When she was just fifteen years old, Cherie Currie was approached to join a all-girl teenage rock band called The Runaways. Click above to listen to KPCC's Alex Cohen chat with Cherie Currie at her San Fernando Valley home.
The Runaways were a huge success, but that didn't last for long. Infighting and drug abuse ripped the band apart.
One of their songs, "Neon Angels on the Road to Ruin" inspired the title of Cherie Currie's autobiography. "Neon Angel" candidly portrays the damaging effects of life on the road with a rock band.
The book begins with Cherie and her twin sister Marie growing up in the San Fernando Valley. It was there where Cherie had one of her first experiences performing, lip-synching to a David Bowie song at a school talent show.
"It was being in front of an audience for the very first time," she recalls. "For me to take that step was very brave for me at that time.
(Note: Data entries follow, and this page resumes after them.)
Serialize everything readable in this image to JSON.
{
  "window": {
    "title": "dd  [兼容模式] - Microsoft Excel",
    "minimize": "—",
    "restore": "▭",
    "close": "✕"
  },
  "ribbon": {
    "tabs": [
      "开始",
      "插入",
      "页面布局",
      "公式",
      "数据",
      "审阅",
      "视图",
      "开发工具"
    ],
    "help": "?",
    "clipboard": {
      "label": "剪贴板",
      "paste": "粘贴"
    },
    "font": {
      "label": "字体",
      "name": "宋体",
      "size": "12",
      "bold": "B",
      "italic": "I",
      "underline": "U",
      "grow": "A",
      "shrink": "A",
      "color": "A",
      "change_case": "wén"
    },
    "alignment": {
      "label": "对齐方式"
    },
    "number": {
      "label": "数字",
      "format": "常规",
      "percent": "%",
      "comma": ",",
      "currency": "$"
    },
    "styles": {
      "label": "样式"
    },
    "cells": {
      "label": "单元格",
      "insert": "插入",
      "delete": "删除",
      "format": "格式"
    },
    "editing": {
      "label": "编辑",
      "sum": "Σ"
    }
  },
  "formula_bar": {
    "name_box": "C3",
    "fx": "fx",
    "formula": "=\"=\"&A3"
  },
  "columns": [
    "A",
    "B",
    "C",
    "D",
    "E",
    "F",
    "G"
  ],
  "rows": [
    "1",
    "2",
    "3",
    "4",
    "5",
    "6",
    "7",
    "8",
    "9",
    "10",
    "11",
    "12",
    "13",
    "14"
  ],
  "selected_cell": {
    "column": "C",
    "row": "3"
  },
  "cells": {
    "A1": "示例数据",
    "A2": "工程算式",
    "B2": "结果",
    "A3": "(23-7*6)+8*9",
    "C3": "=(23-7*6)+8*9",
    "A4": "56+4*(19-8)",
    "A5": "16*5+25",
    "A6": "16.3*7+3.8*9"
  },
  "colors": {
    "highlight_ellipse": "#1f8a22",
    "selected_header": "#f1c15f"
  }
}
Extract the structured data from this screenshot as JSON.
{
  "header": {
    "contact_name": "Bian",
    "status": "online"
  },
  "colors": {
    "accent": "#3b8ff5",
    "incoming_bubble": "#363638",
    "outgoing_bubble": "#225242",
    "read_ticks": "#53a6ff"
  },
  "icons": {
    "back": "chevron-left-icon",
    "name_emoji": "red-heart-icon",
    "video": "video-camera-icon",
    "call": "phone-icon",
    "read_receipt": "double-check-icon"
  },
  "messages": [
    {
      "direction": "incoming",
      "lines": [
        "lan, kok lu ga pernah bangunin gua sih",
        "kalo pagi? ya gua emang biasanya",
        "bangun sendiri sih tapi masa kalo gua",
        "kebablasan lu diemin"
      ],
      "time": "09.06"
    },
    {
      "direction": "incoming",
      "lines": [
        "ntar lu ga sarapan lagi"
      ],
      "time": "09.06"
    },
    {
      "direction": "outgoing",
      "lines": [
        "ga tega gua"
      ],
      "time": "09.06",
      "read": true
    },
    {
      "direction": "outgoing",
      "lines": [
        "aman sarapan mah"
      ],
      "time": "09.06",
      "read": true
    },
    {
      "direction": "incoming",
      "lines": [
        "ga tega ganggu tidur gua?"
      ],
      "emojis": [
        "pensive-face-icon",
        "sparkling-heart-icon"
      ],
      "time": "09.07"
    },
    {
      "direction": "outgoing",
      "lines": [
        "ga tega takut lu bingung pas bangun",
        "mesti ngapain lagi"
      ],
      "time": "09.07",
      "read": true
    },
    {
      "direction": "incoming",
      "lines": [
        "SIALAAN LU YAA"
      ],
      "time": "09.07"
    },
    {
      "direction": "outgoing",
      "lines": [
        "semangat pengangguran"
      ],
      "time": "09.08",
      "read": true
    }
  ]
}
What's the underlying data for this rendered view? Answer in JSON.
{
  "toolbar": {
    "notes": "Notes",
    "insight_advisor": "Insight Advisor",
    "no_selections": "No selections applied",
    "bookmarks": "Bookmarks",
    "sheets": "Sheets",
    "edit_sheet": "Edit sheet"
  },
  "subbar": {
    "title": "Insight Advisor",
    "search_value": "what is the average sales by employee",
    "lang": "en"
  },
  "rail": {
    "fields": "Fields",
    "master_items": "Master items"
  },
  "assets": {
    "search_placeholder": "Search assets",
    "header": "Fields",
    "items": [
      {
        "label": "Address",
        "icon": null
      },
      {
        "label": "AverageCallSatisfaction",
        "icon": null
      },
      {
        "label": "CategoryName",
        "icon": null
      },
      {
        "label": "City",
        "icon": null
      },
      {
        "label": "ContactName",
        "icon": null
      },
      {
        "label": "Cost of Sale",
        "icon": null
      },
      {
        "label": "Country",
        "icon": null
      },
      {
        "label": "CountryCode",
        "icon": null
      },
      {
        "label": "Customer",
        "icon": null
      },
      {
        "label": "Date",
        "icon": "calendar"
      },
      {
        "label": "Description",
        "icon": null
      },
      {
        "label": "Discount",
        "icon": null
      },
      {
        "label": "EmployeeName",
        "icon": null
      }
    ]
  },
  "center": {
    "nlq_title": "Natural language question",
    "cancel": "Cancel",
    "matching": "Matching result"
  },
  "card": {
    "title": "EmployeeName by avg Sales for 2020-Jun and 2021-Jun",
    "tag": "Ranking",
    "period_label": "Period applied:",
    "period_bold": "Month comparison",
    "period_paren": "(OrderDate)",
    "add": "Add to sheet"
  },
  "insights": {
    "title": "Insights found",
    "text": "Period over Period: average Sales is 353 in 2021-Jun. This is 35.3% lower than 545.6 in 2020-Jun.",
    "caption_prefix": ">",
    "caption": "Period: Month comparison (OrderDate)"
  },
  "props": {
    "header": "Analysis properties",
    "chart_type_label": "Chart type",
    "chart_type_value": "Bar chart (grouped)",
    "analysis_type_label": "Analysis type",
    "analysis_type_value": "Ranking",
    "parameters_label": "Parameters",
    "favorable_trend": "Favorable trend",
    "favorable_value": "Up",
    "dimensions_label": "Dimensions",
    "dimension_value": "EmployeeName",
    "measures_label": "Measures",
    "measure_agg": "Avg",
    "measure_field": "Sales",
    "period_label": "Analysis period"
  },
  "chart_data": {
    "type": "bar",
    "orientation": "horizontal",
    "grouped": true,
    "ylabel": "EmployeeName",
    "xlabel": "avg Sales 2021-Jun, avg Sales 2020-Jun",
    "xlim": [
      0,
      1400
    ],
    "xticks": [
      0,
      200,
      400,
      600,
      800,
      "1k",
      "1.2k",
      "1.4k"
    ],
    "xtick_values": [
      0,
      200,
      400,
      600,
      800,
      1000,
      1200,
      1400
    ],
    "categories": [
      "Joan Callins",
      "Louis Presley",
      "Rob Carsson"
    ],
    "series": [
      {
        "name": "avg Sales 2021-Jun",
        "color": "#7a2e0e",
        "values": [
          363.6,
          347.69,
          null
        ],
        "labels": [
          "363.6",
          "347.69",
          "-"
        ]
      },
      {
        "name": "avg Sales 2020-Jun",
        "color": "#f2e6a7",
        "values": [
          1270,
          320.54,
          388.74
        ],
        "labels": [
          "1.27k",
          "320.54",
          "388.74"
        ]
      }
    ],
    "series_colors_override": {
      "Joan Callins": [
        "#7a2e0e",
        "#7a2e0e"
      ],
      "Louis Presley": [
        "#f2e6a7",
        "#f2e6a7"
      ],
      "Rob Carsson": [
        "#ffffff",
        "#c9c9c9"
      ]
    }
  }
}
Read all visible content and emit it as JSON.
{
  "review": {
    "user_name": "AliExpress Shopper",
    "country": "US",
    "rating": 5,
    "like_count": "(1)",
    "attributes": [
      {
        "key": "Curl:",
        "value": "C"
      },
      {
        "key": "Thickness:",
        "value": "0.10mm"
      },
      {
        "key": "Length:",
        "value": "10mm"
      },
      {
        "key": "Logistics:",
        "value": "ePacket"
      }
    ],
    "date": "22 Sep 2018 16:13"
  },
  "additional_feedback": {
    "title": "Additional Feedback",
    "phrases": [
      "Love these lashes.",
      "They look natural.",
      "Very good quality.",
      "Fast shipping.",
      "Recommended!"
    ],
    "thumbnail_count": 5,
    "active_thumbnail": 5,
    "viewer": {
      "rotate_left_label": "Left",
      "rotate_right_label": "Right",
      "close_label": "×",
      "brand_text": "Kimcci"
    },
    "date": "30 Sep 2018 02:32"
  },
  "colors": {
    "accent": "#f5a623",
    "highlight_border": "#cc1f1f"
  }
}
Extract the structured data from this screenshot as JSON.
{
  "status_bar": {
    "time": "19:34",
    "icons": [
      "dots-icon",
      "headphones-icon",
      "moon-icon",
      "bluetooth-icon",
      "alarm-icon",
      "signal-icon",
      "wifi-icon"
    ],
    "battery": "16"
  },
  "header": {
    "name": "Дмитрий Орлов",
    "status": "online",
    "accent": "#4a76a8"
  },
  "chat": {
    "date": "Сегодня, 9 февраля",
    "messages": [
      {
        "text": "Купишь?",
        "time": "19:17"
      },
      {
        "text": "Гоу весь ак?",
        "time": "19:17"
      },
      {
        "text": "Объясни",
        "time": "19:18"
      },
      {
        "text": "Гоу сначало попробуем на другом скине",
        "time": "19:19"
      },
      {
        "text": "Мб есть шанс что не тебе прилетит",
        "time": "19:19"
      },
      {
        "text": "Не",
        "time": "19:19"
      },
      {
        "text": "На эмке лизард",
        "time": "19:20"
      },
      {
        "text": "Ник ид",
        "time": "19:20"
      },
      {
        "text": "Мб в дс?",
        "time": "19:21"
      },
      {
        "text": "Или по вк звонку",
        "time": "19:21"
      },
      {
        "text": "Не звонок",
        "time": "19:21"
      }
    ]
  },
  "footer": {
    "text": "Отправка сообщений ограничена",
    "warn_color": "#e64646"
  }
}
It was really a defining moment in my life."
That moment was one of the scenes in the film "The Runaways." Currie says seeing her life played out on the big screen was "surreal and terrifying and wonderful all at the same time."
She realizes there is only so much they could capture in a movie, but she wishes they were able to show more from the adventures of the Runaways, things like "Europe, what it was like there and the punk movement that was happening at the time." Currie says there were riots at many of their shows and once they were even jailed at Scotland Yard.
Now, Cherie has a much calmer life, raising her 19-year-old son Jake and making chainsaw sculptures.